The program would have to jump through hoops to detect the former case and
disable it, and I don't see any references to mount or mtab in the code.
Nor does it seem to look at the mode bits in any stat call.

If you have strace on the device, and want to go deeper, then tracing the
atftpd startup (strace -f atftpd <options>) might give some clues to how
it accesses the startup directory and why it doesn't notice your changes.
Permissions, possibly, though I'm sure you'll have covered that too.

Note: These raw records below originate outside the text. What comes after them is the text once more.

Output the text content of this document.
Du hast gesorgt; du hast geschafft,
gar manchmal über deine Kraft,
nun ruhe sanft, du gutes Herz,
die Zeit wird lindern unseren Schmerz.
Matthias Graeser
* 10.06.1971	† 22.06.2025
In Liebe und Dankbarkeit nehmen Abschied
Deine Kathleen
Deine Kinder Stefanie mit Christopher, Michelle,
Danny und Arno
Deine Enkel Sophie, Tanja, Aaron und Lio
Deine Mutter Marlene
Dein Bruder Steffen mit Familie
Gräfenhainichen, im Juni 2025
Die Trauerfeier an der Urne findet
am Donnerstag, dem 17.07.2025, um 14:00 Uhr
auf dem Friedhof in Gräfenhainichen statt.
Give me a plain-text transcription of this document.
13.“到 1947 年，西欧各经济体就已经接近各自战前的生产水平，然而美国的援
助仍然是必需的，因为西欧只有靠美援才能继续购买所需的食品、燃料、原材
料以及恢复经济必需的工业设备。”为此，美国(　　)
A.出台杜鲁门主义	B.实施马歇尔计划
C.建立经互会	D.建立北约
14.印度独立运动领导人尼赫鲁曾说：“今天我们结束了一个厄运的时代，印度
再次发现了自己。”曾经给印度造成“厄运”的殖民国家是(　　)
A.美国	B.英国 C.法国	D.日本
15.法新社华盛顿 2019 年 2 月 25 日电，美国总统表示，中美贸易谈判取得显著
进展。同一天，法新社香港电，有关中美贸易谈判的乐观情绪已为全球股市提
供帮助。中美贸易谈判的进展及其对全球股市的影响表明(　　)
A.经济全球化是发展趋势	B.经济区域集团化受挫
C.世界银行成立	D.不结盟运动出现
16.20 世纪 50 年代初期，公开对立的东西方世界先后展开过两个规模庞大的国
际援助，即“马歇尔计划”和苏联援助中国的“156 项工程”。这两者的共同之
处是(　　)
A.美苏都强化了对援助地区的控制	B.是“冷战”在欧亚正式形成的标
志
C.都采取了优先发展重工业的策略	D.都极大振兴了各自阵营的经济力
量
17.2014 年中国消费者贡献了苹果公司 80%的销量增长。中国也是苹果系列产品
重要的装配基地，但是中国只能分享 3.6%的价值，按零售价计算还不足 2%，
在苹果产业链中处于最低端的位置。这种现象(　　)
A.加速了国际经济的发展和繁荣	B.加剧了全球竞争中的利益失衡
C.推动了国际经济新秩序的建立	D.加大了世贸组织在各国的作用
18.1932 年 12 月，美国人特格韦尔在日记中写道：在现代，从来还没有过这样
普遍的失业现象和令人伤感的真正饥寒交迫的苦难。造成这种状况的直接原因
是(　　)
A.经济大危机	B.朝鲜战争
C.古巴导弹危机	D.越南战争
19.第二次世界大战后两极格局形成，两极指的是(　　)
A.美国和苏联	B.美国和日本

Incidentally may I give my congratulations that you've succeeded in
beating it into shape this far, considering the messy state of the
device's original code when you first started posting about this
project :)

[df7...@gmail.com]

On Tuesday, August 22, 2017 at 9:36:33 AM UTC-7, Java Jive wrote:
> Can't seem to start atftpd on my NSA221 NAS. Every single one of the
> many command lines that I've tried just display the help as though I'd
> called it with -h.
>
> An online search got a few hits, but nearly all the people with the
> problem just used a server program running on Windows instead - I've
> done this too, but I'd rather have it working on the NAS.
>
> Grateful for any helpful suggestions ...
> --

I was having same problem with older Ubuntu version. Searching Internet just had the same old information:

Edit /etc/default/atftpd
Change: USE_INETD=true to USE_INETD=false

Change: OPTIONS directory to be the one you want (e.g. /tftpboot).

Ensure directory is setup:
mkdir /tftpboot && chmod -R 777 /tftpboot && chown -R nobody:nogroup /tftpboot

But still not working. Well there was one additional change that made it work for me:

Add: --daemon to the OPTIONS in /etc/default/atftpd

Hope that helps someone else as I spent a good 5 to 6 hours on this.